I acknowledged him with a terse nod.
“You mind if I sit?” His hands were buried deep in his pockets.
He motioned with his head toward the other lounge chair. I gave a simple and less terse nod.
He sat, shivering from the cold. “You okay, boss?” “Boss?”
“Yeah, you’re the boss, ain’t ya’?”
I thought about the question. “I don’t know what I am. I’m
not sure what any of us are.”
Gordy shook his head. “Don’t get deep on me, Oz. I just asked if you’re okay.”
“Are you okay, Gordy?” I snapped. “Do you get what’s going on here? We’re the stars in some cosmic freak show full of monsters that suck the life out of you, and friends who stab you in the back!”
He sat up in his chair and looked at me concerned. “I ain’t stabbed no one in the back. I swear to god above I’m on your side...”
“Not you,” I shouted. “Not you, okay.”
He settled back into his lounger. “Forgive me for assuming it was me. There ain’t much else to choose from...” He looked at me in complete shock. “You ain’t saying...”
“I don’t know what I’m saying,” I said. “Forget I said anything.”
He looked at me tempted to keep on the topic, but he slowly let it go. His eyes drifted upward. The sky above us wasn’t ours, but it was beautiful in its own way. We tried not to admire it, but we couldn’t help ourselves. Gordy cleared his throat. “I sure would like to take in a Titans game. I mean the real thing. Not this crazy crap they got going on now.”
“Yeah,” I said. “That would be cool. The play-off picture would be starting to come together right about now.”
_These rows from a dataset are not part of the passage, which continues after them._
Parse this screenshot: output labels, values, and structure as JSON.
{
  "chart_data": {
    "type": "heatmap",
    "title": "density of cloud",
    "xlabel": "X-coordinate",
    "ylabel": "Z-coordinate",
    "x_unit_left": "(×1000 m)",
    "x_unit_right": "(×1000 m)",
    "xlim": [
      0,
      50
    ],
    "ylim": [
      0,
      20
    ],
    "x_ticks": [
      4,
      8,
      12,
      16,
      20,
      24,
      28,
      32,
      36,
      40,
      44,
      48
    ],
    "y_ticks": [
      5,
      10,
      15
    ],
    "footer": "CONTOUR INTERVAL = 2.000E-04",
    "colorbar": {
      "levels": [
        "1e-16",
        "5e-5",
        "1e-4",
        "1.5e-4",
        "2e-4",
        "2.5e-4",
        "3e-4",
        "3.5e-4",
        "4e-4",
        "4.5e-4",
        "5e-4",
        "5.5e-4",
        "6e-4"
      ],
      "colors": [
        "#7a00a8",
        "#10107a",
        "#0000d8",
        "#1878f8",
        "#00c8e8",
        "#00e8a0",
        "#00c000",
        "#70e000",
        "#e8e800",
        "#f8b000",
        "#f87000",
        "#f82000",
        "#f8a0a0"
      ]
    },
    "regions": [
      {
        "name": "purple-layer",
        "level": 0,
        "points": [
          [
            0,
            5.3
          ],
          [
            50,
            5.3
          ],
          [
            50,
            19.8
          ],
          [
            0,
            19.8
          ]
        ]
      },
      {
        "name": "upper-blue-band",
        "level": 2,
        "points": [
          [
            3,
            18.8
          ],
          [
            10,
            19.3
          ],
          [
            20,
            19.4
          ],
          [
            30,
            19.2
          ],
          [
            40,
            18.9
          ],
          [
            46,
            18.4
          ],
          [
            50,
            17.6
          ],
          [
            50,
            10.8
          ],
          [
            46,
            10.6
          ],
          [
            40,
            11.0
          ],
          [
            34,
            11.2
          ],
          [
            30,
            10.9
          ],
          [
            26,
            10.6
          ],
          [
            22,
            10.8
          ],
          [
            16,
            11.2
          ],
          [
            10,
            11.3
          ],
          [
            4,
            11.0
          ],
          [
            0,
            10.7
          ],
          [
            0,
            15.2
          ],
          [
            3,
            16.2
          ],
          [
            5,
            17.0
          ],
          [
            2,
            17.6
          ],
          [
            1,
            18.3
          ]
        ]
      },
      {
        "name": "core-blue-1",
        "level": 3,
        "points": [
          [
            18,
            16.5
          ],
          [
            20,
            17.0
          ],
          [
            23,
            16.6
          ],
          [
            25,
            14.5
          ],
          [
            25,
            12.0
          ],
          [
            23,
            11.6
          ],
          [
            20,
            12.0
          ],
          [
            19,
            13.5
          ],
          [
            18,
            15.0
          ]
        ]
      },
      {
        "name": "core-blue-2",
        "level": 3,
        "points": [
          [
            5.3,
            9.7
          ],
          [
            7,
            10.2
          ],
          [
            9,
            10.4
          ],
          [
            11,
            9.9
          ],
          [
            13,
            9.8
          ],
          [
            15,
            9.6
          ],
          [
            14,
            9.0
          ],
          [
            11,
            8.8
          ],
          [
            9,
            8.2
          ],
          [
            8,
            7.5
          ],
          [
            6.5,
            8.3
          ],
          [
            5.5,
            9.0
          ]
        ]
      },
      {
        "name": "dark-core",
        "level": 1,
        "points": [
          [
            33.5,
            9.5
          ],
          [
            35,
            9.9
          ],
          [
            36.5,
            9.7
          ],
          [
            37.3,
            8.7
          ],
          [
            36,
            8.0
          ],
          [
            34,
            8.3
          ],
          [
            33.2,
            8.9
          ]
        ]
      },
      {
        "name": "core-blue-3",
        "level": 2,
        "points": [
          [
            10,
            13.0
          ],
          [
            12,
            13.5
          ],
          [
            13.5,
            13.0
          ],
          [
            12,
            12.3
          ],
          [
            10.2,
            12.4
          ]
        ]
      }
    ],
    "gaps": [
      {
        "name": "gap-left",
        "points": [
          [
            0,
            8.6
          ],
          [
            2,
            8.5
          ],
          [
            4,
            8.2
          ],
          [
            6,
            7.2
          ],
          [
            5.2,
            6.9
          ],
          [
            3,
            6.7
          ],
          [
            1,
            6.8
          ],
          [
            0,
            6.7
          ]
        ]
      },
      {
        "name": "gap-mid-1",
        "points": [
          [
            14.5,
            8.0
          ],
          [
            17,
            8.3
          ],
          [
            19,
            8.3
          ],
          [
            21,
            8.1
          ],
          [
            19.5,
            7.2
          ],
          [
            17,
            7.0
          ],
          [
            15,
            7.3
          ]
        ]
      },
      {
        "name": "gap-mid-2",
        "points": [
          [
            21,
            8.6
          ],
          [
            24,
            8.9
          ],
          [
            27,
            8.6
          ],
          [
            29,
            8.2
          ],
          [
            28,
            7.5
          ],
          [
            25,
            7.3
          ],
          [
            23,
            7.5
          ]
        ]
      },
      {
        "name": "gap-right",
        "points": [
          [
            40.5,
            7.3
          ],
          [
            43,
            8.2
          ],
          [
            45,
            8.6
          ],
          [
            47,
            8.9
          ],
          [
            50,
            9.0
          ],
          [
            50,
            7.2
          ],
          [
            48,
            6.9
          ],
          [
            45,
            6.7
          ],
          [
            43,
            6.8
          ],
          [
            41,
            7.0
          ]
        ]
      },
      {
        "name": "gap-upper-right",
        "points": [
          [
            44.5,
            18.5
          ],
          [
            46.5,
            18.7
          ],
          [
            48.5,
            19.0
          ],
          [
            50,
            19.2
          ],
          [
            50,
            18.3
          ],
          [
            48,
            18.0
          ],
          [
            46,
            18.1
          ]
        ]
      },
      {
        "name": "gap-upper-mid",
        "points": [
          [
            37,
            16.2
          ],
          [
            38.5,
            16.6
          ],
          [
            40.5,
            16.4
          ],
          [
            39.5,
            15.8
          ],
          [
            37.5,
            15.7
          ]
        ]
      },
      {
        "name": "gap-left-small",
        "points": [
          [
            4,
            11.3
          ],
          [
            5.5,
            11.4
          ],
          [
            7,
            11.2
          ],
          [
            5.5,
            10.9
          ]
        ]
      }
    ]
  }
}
“Too bad we got the Colts in our division,” he said. “That’s usually two losses right there. That only gives us room to lose two or three other games a year.”
“What are you talking about?” I asked incredulously. “Two losses? The Colts can be had.”
“Please, with that offense, and the way the defense has been playing the last couple of years.”
“All you need is a pressure defense...”
And so we talked about a football season that would never be, played by teams that didn’t exist anymore, working out probable and improbable playoff scenarios, until pretty soon, we were both sitting in my living room watching the Super Bowl on my family’s modest 32-inch TV screen. The Titans had made it of course. Our quarterback position was the excitement of the league. The draft had yielded incredible talent on both sides of the ball. They weren’t supposed to be there. Not one so-called football expert picked them to make it, and now that they were in the big game, they were expected to lose badly. They were playing the Cowboys, and nobody but the Steelers beats the Cowboys in the Super Bowl. (That proclamation had been made by an obnoxious Steelers fan calling into our fictitious sports-talk radio show.) This Super Bowl of ours went on until the purple sun was over the tree line in the back of the house.
We had talked the strangeness out of our situation; brought ourselves home for a fleeting moment. It didn’t seem like much at the time, but when it was over, when we were forced to get up off the lounge chairs and head downstairs to saddle up the horses, it was the most important conversation we had ever had. Not because it was about football, but because it was about who we used to be, kids. Both of us had forgotten that.